Clinically vulnerable people are those who are:
- aged 70 or older (regardless of medical conditions)
- under 70 with an underlying health condition listed below (that is, anyone instructed to get a flu jab each year on medical grounds):
- chronic (long-term) mild to moderate respiratory diseases, such as asthma, chronic obstructive pulmonary disease (COPD), emphysema or bronchitis
- chronic heart disease, such as heart failure
- chronic kidney disease
- chronic liver disease, such as hepatitis
- chronic neurological conditions, such as Parkinson’s disease, motor neurone disease, multiple sclerosis (MS), or cerebral palsy
- a weakened immune system as the result of certain conditions or medicines they are taking (such as steroid tablets)
- being seriously overweight (a body mass index (BMI) of 40 or above)
- pregnant women
There is a further group of people who are defined, also on medical grounds, as clinically extremely vulnerable to coronavirus – that is, people with specific serious health conditions – and who have been advised to ‘shield’. We are relaxing advice to those shielding in two stages – as long as the incidence rate in the community remains low:
From 6 July:
- those shielding can spend time outdoors in a group of up to 6 people (including those outside of their household). Extra care should be taken to minimise contact with others by maintaining social distancing. This can be in a public outdoor space, or in a private garden or uncovered yard or terrace
- those shielding no longer need to observe social distancing with other members of their household
- those who are shielding will be able to create a ‘support bubble’ with one other household, as long as one of the households in the bubble is a single adult household (either an adult living alone or with dependent children under 18). All those in a support bubble can spend time together inside each others’ homes, including overnight, without needing to maintain social distancing. This follows the same rules on support bubbles that apply to the wider population now
From 1 August advice for clinically extremely vulnerable people will move in line with advice to those who are clinically vulnerable. In practice, this means staying at home as much as possible, and if people do go out, taking particular care to minimise contact with others outside their household (unless you are in a support bubble) and robustly practising good, frequent hand washing.

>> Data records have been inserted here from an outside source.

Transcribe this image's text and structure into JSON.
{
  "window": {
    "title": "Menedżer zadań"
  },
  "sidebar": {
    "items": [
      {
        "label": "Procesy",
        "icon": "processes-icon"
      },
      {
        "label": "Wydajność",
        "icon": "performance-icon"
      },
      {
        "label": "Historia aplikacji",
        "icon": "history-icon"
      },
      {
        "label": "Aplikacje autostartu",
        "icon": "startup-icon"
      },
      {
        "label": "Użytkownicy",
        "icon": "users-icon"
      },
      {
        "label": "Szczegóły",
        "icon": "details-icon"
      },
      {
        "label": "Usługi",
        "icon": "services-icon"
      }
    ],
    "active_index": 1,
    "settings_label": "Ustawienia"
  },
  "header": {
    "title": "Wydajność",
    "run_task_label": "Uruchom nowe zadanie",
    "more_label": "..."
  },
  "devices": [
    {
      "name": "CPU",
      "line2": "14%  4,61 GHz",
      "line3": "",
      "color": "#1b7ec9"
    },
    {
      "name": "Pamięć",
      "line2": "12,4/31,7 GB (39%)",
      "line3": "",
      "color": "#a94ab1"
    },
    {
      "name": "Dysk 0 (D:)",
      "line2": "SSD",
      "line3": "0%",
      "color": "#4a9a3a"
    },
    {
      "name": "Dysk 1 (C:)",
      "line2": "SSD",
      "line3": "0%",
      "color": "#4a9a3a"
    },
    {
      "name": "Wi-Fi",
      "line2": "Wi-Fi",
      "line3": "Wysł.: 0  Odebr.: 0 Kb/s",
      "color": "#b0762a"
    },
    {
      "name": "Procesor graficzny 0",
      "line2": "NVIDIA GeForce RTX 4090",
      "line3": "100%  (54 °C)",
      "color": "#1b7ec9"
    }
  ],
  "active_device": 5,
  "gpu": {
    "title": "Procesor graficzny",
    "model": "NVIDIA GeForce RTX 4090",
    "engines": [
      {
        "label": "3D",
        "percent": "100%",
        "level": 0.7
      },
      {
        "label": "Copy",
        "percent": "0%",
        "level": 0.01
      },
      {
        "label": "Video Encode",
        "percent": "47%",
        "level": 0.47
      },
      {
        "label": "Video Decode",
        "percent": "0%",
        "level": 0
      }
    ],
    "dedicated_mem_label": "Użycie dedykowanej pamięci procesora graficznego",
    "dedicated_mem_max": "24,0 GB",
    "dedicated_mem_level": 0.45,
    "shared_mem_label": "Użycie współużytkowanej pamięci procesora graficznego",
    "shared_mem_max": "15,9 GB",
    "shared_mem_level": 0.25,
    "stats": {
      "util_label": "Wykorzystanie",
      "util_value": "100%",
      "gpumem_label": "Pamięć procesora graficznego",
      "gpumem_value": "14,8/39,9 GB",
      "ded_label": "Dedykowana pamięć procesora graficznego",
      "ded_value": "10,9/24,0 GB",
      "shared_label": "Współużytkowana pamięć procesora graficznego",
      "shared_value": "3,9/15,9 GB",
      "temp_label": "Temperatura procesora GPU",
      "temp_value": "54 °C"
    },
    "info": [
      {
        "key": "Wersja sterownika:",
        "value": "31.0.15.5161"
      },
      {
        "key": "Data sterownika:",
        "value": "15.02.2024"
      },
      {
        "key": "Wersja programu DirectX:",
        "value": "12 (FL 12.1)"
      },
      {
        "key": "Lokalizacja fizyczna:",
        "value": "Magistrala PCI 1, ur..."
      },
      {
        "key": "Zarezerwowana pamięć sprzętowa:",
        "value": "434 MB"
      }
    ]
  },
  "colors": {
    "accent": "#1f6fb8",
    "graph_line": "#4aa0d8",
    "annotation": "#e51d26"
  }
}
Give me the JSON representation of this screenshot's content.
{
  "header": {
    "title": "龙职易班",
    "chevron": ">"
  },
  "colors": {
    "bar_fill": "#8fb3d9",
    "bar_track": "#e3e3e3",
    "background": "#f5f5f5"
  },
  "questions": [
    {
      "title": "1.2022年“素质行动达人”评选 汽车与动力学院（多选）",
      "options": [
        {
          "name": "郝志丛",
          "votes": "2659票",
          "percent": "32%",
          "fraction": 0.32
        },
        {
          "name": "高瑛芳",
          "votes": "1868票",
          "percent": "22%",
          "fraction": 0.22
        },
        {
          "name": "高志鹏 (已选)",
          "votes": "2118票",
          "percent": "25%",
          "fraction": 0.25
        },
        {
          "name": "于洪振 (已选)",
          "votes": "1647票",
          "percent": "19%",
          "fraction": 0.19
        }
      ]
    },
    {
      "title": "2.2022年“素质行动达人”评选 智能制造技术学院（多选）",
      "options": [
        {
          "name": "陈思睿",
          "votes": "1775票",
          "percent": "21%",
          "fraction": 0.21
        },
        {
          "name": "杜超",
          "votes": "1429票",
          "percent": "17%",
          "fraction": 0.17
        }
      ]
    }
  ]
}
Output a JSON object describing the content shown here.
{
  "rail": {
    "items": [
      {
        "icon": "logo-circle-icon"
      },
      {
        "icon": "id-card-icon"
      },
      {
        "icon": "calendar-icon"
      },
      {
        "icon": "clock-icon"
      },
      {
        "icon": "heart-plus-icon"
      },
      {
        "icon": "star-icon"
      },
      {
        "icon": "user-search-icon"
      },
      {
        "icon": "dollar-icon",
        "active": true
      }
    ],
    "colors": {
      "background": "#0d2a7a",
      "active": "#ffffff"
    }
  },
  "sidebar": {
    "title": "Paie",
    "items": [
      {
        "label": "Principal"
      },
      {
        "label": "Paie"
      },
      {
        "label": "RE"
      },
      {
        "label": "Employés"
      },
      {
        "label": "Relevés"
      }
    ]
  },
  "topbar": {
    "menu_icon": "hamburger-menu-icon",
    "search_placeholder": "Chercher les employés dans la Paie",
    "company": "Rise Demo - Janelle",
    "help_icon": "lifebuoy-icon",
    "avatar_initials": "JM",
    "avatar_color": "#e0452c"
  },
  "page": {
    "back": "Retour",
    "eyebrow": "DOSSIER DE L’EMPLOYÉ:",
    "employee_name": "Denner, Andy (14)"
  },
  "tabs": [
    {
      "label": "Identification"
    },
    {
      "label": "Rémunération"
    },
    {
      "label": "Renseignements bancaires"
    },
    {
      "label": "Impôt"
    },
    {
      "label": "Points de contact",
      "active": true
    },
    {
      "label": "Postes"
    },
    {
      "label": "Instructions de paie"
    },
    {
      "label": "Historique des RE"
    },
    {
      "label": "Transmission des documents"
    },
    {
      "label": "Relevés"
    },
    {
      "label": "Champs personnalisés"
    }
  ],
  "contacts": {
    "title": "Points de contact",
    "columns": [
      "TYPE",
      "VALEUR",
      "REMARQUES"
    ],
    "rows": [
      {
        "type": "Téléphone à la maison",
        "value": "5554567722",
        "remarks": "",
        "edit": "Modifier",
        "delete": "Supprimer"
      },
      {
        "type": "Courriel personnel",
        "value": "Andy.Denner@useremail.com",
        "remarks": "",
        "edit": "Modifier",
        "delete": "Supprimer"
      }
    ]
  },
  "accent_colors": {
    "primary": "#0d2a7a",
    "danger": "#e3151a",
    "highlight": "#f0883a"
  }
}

The relaxation of the shielding guidance will mean people who are clinically extremely vulnerable will be advised they can go to work or to the shops, as long as they are able to maintain social distancing as much as possible and their workplace is COVID-19 Secure.
Support for those shielding will continue to the end of July so that people can plan for these changes.
8. Communicating with the public
The government will continue to keep the public informed of the impacts of coronavirus on the UK, and the law and guidance that is in place to protect the public.
The measures set out will be kept under constant review and we will seek to open additional businesses once we can be assured these will be able to meet COVID-19 Secure guidelines. If people begin to act recklessly, which could impact on the transmission of coronavirus in our communities, further restrictions will have to be implemented again.